What was your first big role?

Sister Maria in The Sound of Music. That was the beginning of my love of the theater. I loved everything about it—the costumes, becoming someone else, memorizing the dialogue—and I loved singing and telling a story.

You graduated from Texas Tech. Did you participate in student opera there?

Yes. We did some Mozart, but we also did [Gounod’s] Faust, some operetta, and a lot of programs of scenes, which is a great thing for young singers because it exposes them to different operas. I did my first trio from [Strauss’s] Der Rosenkavalier at Texas Tech in 1981, singing the role of Octavian, and one of my teachers sent me a video of that program just a couple of years ago. Back then I didn’t know the whole opera, and I’d never seen it, but I noticed in watching the video that some of the instinctive physical gestures I was making I’m still using in that role.

When did you first see a full production of Rosenkavalier?

I was at the Met on spring break, up in the nosebleed seats. I was looking down on that stage, and I thought, “I’ve got to do that role.” And twelve years later I was at the Met doing it.

You’ve performed all over the world. What’s the strangest experience you’ve had?

I once sang with a mute tenor in Toulouse, France. He was sick and had lost his voice. It was an opera that was not well known, and they couldn’t find anyone who knew the part well enough to do it from memory and also do the staging in a performance. They flew some guy in, and he stood over at the corner of the stage with a music stand, singing the music, and my sick tenor was Marcel Marceau-ing it. During the big love scene, here we were in this clinch, and he was mouthing the words. But the guy who was singing wasn’t quite in sync; he would go for the high note, and then my guy would go for the high note. And I got the giggles.

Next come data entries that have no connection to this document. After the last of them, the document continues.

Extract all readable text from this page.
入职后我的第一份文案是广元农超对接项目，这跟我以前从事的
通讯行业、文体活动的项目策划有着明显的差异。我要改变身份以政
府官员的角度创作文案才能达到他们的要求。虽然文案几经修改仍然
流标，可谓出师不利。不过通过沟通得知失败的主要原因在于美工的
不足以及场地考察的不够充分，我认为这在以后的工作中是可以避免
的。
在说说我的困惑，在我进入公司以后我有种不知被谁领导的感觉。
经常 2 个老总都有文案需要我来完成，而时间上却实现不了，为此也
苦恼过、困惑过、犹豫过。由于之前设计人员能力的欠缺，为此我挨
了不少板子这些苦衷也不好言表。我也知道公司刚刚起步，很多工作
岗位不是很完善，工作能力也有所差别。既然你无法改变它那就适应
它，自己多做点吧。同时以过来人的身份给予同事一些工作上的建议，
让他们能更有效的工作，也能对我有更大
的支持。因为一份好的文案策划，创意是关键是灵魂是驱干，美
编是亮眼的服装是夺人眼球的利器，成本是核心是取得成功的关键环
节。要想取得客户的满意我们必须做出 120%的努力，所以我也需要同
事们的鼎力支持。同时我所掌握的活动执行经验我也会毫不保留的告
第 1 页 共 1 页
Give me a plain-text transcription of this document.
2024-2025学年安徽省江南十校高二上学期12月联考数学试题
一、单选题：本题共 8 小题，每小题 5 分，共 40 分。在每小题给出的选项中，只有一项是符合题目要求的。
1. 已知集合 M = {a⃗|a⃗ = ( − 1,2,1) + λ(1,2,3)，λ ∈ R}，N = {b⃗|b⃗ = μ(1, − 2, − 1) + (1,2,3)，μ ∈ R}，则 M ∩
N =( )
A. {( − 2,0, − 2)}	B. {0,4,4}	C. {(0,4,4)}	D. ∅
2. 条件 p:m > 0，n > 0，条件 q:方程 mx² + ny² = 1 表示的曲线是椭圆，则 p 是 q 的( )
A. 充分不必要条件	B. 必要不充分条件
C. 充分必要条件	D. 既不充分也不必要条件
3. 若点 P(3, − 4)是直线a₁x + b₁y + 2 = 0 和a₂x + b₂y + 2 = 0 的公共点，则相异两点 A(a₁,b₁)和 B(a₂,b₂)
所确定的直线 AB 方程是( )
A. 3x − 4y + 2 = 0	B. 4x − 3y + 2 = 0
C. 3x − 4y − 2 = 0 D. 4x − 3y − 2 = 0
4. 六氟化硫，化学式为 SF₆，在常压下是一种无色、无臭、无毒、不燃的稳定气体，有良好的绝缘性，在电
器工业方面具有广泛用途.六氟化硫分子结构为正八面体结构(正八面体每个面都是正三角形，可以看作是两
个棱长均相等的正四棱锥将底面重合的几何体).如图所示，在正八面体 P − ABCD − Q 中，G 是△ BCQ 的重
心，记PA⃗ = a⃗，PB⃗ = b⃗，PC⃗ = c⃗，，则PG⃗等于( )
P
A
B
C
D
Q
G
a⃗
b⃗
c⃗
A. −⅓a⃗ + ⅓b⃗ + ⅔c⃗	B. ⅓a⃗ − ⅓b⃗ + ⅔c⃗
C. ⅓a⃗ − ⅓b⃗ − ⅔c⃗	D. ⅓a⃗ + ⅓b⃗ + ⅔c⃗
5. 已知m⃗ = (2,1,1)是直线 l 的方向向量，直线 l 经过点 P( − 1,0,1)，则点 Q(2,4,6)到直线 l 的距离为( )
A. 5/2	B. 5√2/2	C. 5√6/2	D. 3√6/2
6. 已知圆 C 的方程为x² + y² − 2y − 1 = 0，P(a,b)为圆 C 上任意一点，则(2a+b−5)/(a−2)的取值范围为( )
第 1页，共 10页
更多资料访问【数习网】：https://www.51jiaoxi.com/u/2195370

Did you ever have to struggle with your West Texas accent?

No. When I moved to New York, I lost it right away. Singers are trained to be able to sound native in any dialect. So if I need to, I can adopt a very generic accent that has no trace of Texas in it.

But you do sometimes slip back?

Oh, yeah. I could be in Paris—France, not Texas—speaking French all day. But then I’ll get on the phone with my mama and it is like some alien voice is coming out of me.